Beethoven: Violin Sonata No. 10 in G Major, Op. 96 – I. Allegro moderato (Alina Ibragimova, violin; Cédric Tiberghien, piano)
In live classical music performances – and indeed in nail-biting tennis matches – the silence of the audience indicates intense collective concentration. There is an almost inexplicable silence which occurs during a particularly absorbing performance, when it seems as if the audience is listening and breathing as one, or that special quiet at the end of a particularly arresting performance before the applause comes. It’s as if there is a universal exhale as tense bodies held in suspended stillness by the power of the music, gradually relax and unwind. This is particularly potent at very large venues, such as the Royal Albert Hall, home to the Proms, and the performer or performers who can hold an audience of some 5500 in rapt attention, or shrink a concert hall such as the Royal Festival Hall (capacity c2000) to the size of an intimate salon, is surely a powerful and charismatic one.
Not only does a hall full of people have a different acoustic, but a living, breathing audience creates “a very active involvement in the music, and I think a performer senses this, the energy…and that quietness, when people are listening and attentive, and you feel an electricity there that you cannot replicate” (Stephen Hough).
Performers are very aware of the atmosphere in a concert hall and many would agree that it enables them to play better, while also creating a special bond of communication with the audience, who then become complicit in the performance as active participants. Playing in a recording studio can be sterile and limiting, requiring the performer to attempt to recreate the atmosphere of a live performance through the power of their imagination.

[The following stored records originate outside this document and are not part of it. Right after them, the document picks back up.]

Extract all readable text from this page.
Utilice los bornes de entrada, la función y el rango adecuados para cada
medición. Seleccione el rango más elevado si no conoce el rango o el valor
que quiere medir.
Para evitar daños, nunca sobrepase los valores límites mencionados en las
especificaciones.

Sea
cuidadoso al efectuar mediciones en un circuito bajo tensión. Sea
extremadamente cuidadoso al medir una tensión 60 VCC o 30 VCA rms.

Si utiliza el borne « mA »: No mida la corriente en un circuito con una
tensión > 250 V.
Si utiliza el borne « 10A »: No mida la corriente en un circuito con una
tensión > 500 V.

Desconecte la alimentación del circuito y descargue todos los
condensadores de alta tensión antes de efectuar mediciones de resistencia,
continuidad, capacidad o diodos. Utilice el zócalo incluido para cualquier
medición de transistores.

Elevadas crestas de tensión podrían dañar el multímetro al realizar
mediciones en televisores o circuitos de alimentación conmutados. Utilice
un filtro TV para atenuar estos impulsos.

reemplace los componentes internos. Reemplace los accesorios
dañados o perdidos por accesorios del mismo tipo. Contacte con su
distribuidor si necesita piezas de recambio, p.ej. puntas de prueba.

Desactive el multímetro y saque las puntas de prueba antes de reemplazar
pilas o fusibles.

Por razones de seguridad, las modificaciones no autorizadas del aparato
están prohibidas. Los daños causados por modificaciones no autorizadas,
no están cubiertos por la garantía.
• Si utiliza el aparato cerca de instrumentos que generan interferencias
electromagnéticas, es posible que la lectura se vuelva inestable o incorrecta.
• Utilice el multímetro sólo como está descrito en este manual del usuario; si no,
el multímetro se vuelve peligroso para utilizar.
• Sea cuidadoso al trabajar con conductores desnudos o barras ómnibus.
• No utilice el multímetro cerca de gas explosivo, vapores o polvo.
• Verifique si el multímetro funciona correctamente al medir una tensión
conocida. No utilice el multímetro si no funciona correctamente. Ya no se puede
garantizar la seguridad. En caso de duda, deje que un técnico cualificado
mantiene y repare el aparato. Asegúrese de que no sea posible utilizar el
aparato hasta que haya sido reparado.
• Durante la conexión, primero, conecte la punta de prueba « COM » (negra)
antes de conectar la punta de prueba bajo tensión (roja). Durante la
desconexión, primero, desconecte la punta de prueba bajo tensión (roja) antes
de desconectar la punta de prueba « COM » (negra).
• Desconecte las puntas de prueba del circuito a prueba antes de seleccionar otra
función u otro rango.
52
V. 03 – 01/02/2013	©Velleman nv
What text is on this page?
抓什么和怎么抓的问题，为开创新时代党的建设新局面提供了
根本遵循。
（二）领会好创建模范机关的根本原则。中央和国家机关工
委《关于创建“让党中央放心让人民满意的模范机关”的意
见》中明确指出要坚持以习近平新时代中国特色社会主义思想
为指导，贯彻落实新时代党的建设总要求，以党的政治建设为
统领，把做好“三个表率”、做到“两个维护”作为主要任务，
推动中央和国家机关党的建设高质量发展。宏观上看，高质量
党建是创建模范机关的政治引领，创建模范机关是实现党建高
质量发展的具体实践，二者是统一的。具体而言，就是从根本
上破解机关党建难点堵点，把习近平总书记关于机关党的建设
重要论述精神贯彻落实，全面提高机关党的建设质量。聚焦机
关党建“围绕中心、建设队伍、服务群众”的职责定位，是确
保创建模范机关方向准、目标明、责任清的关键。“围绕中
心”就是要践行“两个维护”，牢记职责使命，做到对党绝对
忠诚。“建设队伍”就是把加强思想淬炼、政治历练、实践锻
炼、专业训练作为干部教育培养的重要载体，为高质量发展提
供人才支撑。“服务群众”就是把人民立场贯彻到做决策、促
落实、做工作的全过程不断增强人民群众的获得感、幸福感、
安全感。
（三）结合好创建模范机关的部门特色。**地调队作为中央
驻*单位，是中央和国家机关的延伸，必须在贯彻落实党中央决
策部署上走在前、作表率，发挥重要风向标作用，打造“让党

While concert halls (and sports stadia) remain empty for the time being, audiences and performers must create their own atmosphere. Livestream performances cannot replace “the real thing”, but there is something powerful, and also profoundly poignant, in watching a live performance from an empty auditorium. The Wigmore Hall livestream lunchtime concerts have received huge acclaim, both from critics and reviewers, and also audiences sharing their reactions (often very thoughtful, honest and emotional) on social media. We have enjoyed exceptionally fine performances, in which musicians still give their all despite or perhaps because of the circumstances, and there has, via the networks, been a palpable sense of people listening appreciatively and attentively. In addition, there is a sense of quenching a great thirst after a long period of drought and also a certain optimism in the hope that we can soon return to our beloved concert halls and enjoy music collectively once again.